Texte: Siméon Calame | Photo: Marina Forney

Bien manger à l’hôpital. «Dans ma vie, j’ai passé pas mal de temps à l’hôpital, comme soignante et comme soignée, et je dois dire qu’on n’y mange pas toujours super bien», sourit Marina Forney, légère ironie au bout des lèvres. En automne 2023, la photographe culinaire veveysanne, dont on connaissait déjà le livre «Je suis Nez» en soutien à la Fondation Théodora, s’est alors mise en tête d’apporter la haute gastronomie entre les murs d’un hôpital. Une prise de contact avec les responsables de l’Hôpital Riviera-Chablais (HRC) et un coup de téléphone à son grand ami Mathieu Bruno (chef du Là-Haut, Chardonne, 16/20, qui a annoncé il y a peu remettre son restaurant fin juin), et hop, le projet était lancé. Anecdote: enfant, le futur chef jouait au football sur les terrains vagues où s’est élevé l’hôpital en 2019. Et, coïncidence, il allait à l’école avec le chef exécutif de l’HRC, Bruno Ancora.

 

Quatre plats végés. Alors que Mathieu Bruno était en plein rush afin d’ouvrir à temps son Beef’Ør, sur le Petit-Chêne à Lausanne, il a tout de même pris du temps pour cet autre projet qui lui tenait à cœur. «Demander à Mathieu de créer des recettes pour l’hôpital était une évidence, car il a la créativité nécessaire pour rendre la cuisine sexy, ce qui est indispensable dans un contexte hospitalier, continue Marina Forney. De plus, c’est un enfant du pays.» Au menu: quatre plats végétariens pour le personnel. «Il est presque plus facile de donner envie avec une cuisine végétarienne qu’avec de la viande, car les textures et couleurs sont infinies, estime Mathieu Bruno, membre des Grandes Tables de Suisse. Et l’on n’omet pas la gourmandise!» Ainsi, sont proposés depuis fin novembre des gnocchis de topinambours au Vacherin Mont d’Or et truffe noire («ça a explosé le budget», sourit le chef), des baos au kimchi, glace au miso, sauce arachide et riz basmati au œufs et algues kombu, des œufs meurette et frites de panisse, et un simple tartare de légumes. En plus des quatre recettes, Mathieu Bruno mentionne surtout «la motivation des brigades de cuisine à faire quelque chose de différent, et leur envie d’apprendre».

 

Bientôt dans toute la Suisse romande?
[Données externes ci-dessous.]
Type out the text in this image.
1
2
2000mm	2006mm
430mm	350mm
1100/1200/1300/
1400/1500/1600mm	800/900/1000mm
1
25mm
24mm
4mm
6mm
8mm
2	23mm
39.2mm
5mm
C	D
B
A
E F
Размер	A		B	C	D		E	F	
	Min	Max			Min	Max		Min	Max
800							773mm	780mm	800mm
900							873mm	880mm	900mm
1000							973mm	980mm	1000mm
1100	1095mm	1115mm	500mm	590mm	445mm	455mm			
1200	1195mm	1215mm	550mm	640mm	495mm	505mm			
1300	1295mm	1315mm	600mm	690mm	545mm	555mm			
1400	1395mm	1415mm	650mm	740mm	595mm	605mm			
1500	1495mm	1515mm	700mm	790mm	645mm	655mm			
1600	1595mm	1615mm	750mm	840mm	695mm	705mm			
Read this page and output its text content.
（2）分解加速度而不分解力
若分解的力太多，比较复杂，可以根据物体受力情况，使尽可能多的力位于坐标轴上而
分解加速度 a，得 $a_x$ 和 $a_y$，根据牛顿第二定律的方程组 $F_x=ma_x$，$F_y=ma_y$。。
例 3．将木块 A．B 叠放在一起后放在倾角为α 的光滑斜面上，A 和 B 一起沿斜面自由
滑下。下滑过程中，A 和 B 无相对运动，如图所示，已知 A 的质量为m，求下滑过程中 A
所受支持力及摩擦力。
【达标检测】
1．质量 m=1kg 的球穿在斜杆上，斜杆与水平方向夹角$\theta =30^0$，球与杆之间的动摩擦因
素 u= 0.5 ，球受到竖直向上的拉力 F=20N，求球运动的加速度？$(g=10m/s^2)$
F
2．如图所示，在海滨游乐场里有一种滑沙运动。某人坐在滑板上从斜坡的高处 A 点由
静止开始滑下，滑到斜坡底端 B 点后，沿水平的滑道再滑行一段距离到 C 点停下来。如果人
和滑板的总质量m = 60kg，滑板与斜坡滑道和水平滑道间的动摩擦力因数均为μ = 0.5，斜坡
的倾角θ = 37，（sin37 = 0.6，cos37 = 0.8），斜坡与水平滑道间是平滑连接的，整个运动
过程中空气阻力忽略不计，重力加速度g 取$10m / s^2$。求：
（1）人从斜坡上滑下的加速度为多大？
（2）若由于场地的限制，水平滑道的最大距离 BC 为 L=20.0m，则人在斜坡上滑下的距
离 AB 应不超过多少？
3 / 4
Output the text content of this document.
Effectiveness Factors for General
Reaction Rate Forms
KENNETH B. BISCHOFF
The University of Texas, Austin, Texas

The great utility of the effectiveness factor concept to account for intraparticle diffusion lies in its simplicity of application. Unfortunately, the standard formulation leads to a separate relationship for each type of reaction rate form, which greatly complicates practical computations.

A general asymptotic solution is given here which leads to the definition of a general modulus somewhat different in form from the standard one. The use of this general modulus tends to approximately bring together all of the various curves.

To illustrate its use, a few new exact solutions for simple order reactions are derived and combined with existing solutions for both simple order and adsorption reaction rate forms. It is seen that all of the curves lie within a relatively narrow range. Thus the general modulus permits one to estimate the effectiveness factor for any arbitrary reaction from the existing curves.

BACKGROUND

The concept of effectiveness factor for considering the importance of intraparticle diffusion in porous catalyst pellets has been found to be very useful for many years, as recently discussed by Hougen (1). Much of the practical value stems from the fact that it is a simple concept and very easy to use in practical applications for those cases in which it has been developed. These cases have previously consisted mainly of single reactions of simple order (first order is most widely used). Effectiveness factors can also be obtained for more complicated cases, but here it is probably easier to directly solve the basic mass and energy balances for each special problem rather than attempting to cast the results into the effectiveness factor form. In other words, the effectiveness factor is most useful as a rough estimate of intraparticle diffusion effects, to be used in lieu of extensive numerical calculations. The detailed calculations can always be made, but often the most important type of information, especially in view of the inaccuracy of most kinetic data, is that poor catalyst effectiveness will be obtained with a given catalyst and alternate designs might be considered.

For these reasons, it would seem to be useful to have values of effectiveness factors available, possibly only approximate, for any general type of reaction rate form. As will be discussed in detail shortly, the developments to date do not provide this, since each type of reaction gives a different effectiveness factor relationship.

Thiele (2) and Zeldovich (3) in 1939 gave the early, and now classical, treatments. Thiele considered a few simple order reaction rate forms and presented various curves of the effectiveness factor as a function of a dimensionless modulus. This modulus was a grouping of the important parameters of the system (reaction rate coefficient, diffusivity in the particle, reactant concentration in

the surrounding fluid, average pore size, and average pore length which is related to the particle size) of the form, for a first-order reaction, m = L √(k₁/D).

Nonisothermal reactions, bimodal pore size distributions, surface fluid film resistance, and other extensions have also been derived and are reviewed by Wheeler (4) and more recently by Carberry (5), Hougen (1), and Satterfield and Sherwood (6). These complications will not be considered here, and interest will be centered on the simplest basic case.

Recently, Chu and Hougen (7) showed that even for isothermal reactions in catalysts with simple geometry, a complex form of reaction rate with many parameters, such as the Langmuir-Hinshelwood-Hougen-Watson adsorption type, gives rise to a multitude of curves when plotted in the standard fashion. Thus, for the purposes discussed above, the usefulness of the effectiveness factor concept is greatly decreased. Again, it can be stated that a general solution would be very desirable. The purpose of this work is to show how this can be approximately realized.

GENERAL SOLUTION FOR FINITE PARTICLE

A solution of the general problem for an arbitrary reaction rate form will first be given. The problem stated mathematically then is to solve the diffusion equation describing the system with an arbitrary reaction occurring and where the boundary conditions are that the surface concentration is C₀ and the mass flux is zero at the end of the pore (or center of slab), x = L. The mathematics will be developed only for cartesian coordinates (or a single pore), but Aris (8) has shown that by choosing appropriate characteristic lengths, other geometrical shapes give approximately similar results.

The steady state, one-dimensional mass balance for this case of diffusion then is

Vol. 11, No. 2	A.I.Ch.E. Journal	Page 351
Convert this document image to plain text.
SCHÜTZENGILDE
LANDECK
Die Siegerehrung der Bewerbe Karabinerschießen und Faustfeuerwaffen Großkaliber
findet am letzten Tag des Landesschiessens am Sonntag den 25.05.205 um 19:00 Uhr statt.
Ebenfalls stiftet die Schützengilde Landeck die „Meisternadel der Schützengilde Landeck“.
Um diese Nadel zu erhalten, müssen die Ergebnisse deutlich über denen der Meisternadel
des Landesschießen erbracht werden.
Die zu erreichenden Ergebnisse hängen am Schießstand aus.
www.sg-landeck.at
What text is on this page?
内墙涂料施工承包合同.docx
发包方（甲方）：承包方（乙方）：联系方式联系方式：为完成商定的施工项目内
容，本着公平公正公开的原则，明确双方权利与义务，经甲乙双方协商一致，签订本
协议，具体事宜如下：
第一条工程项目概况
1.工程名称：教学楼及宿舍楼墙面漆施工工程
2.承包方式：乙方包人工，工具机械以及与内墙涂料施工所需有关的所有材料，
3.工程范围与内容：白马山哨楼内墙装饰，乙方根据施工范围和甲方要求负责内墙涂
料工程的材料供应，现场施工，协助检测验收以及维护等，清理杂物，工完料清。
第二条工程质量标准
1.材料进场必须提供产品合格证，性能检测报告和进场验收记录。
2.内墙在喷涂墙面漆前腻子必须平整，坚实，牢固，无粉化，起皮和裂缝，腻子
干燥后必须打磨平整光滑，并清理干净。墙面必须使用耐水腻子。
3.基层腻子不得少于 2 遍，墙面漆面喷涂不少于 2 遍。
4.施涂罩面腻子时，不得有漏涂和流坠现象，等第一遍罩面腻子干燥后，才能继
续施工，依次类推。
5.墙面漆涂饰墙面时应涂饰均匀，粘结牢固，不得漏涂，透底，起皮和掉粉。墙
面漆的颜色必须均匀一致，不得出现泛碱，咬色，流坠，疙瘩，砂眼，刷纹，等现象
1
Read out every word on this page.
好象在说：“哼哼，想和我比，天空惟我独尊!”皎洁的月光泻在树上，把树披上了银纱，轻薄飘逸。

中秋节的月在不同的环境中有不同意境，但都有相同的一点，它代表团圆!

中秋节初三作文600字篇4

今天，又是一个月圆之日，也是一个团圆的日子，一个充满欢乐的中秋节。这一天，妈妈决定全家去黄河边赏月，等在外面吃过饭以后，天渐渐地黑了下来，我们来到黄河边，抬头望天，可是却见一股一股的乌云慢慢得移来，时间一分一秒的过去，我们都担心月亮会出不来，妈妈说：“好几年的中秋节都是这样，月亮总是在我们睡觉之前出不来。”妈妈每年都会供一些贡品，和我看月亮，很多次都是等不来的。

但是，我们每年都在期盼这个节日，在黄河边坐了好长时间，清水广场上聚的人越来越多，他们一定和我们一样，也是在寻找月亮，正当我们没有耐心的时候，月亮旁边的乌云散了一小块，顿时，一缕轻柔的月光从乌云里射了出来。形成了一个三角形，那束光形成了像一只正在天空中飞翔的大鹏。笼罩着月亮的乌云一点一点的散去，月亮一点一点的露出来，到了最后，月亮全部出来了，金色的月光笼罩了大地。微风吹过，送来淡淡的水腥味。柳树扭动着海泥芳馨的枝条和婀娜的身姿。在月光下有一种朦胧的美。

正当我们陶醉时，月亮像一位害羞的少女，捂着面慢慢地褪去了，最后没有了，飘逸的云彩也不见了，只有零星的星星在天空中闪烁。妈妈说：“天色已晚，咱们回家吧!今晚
Trois mois après le lancement de l’opération, Marina Forney confirme son succès: «Les premiers retours que nous avons eus, le jour du lancement, étaient déjà réjouissants. Mais après plusieurs semaines, savoir qu’un projet comme celui-ci a parlé au plus grand nombre, fait plaisir.» À la question de savoir si elle pourrait recommencer, la jeune femme ne délaisse pas l’idée d’étendre le projet à d’autres hôpitaux, en collaboration avec des chefs des régions ciblées. «Les gens ne vont pas travailler à l’hôpital pour bien manger, mais avoir la possibilité de déguster quelque chose qui sort de l’ordinaire, cela fait plaisir et ça rebooste!», continue Marina Forney. Sophie, assistance en soins et santé communautaire au HRC, ajoute quant à elle que «cela permet de goûter des plats gastronomiques d’un chef chez qui peu ont la possibilité de s’attabler. Cette offre s’ajoute à celle, déjà variée et qualitative, du restaurant de l'hôpital.» Si Mathieu Bruno a signé une carte très hivernale, il n’est pas exclu que la collaboration continue cet été, mais rien n’est encore décidé.